Ethereum co-founder Vitalik Buterin said the unique vision of Layer 2 scaling “not is sensible,” arguing that many L2s have did not properly adopt Ethereum security and that scaling should increasingly occur via mainnet and native rollups.
“We need a brand new path,” Buterin said in a post on Tuesday
“These two facts, each for various reasons, mean that the unique vision of L2s and their role in Ethereum not is sensible and we’d like a brand new path.”
Layer-2s were intended to be extensions of Ethereum and were intended to oversee most transactions at high speed and low price while inheriting the safety of Ethereum.
Buterin said Layer-2s are intended to take part in “Ethereum scaling” by creating block space fully secured by the Ethereum mainnet, where all transactions turn out to be valid, uncensored and final; However, many Layer 2 systems haven’t achieved this standard, he said:
“If you create an EVM with 10,000 TPS whose connection to L1 is brokered via a multisig bridge, you then will not be scaling Ethereum.” Source: David Hoffman
Buterin said Layer 2s – which include Arbitrum, Optimism, Base and Starknet – should as a substitute focus from scalability to a particular area of interest, suggesting areas resembling privacy, identity, finance, social apps and AI.
Ethereum's technical roadmap has long focused on Layer 2 as the first option to scale the network.
This also comes as some Ethereum developers have pushed to give attention to scaling the Ethereum mainnet.
Among them is Max Resnick, a former researcher at Ethereum infrastructure company Consensys who moved to the Solana ecosystem after his push to prioritize scaling the Ethereum mainnet did not garner enough support.
Ryan Sean Adams, co-host of the Ethereum show Bankless, also expressed support for Buterin's view, stating: “This is 'the pivot point'.” I'm glad it's being said now.

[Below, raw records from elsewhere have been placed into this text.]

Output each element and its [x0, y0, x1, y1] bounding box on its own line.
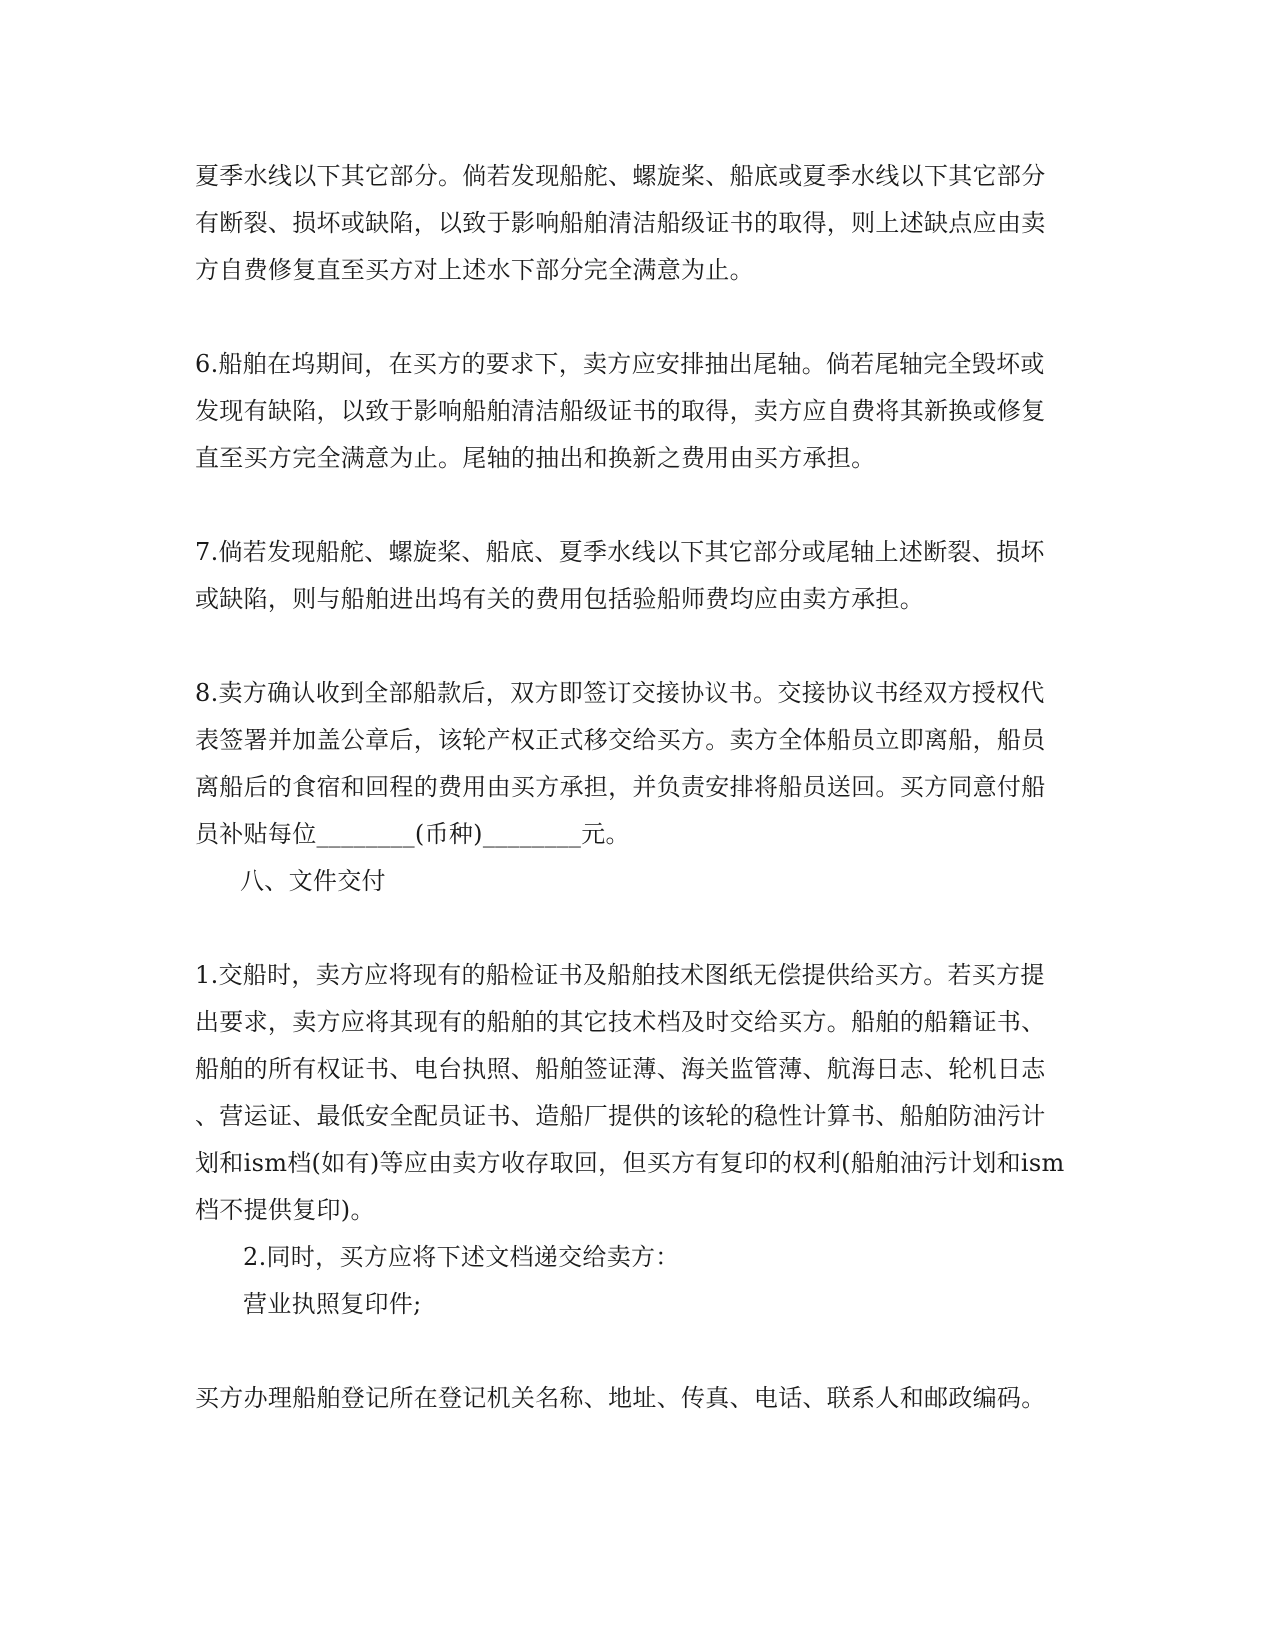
paragraph-line: 6.船舶在坞期间，在买方的要求下，卖方应安排抽出尾轴。倘若尾轴完全毁坏或	[195, 350, 1045, 378]
paragraph-line: 或缺陷，则与船舶进出坞有关的费用包括验船师费均应由卖方承担。	[195, 585, 924, 613]
paragraph-line: 有断裂、损坏或缺陷，以致于影响船舶清洁船级证书的取得，则上述缺点应由卖	[195, 209, 1046, 237]
paragraph-line: 档不提供复印)。	[195, 1196, 375, 1224]
paragraph-line: 直至买方完全满意为止。尾轴的抽出和换新之费用由买方承担。	[195, 444, 876, 472]
paragraph-line: 出要求，卖方应将其现有的船舶的其它技术档及时交给买方。船舶的船籍证书、	[195, 1008, 1046, 1036]
paragraph-line: 船舶的所有权证书、电台执照、船舶签证薄、海关监管薄、航海日志、轮机日志	[195, 1055, 1046, 1083]
paragraph-line: 营业执照复印件;	[243, 1290, 422, 1318]
paragraph-line: 7.倘若发现船舵、螺旋桨、船底、夏季水线以下其它部分或尾轴上述断裂、损坏	[195, 538, 1045, 566]
section-heading: 八、文件交付	[240, 867, 386, 895]
paragraph-line: 2.同时，买方应将下述文档递交给卖方：	[243, 1243, 680, 1271]
paragraph-line: 离船后的食宿和回程的费用由买方承担，并负责安排将船员送回。买方同意付船	[195, 773, 1046, 801]
paragraph-line: 8.卖方确认收到全部船款后，双方即签订交接协议书。交接协议书经双方授权代	[195, 679, 1045, 707]
paragraph-line: 划和ism档(如有)等应由卖方收存取回，但买方有复印的权利(船舶油污计划和ism	[195, 1149, 1065, 1177]
paragraph-line: 买方办理船舶登记所在登记机关名称、地址、传真、电话、联系人和邮政编码。	[195, 1384, 1046, 1412]
paragraph-line: 发现有缺陷，以致于影响船舶清洁船级证书的取得，卖方应自费将其新换或修复	[195, 397, 1046, 425]
paragraph-line: 员补贴每位________(币种)________元。	[195, 820, 630, 848]
paragraph-line: 1.交船时，卖方应将现有的船检证书及船舶技术图纸无偿提供给买方。若买方提	[195, 961, 1045, 989]
paragraph-line: 、营运证、最低安全配员证书、造船厂提供的该轮的稳性计算书、船舶防油污计	[195, 1102, 1046, 1130]
paragraph-line: 方自费修复直至买方对上述水下部分完全满意为止。	[195, 256, 754, 284]
paragraph-line: 表签署并加盖公章后，该轮产权正式移交给买方。卖方全体船员立即离船，船员	[195, 726, 1046, 754]
paragraph-line: 夏季水线以下其它部分。倘若发现船舵、螺旋桨、船底或夏季水线以下其它部分	[195, 162, 1046, 190]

Strong ETH, strong L1.”
Native rollups and gas limit increases are key to scaling the Ethereum mainnet
Buterin said he’s increasingly convinced of the role that precompiled native rollups will play in scaling the Ethereum mainnet, especially as zero-knowledge Ethereum virtual machine proofs (zkEVM) are integrated into the bottom layer.
While traditional rollups are built on Ethereum by pooling and executing transactions off-chain before sending transaction data to Ethereum, native rollups are built into Ethereum itself – meaning transaction processing is verified directly by Ethereum validators.
In mid-December, Ethereum developers also discussed increasing the gas limit from 60 million to 80 million once the second hard fork was implemented for blob parameters only. The hard fork got here into effect in January.
This would directly increase the variety of transactions and smart contract operations that fit into each Ethereum block, further increasing overall throughput while potentially reducing fees.
Last July, Ethereum researcher Justin Drake unveiled a 10-year plan to achieve 10,000 transactions per second (TPS) on the Ethereum mainnet once all scaling features are implemented, a major increase from the 15-30 TPS currently observed.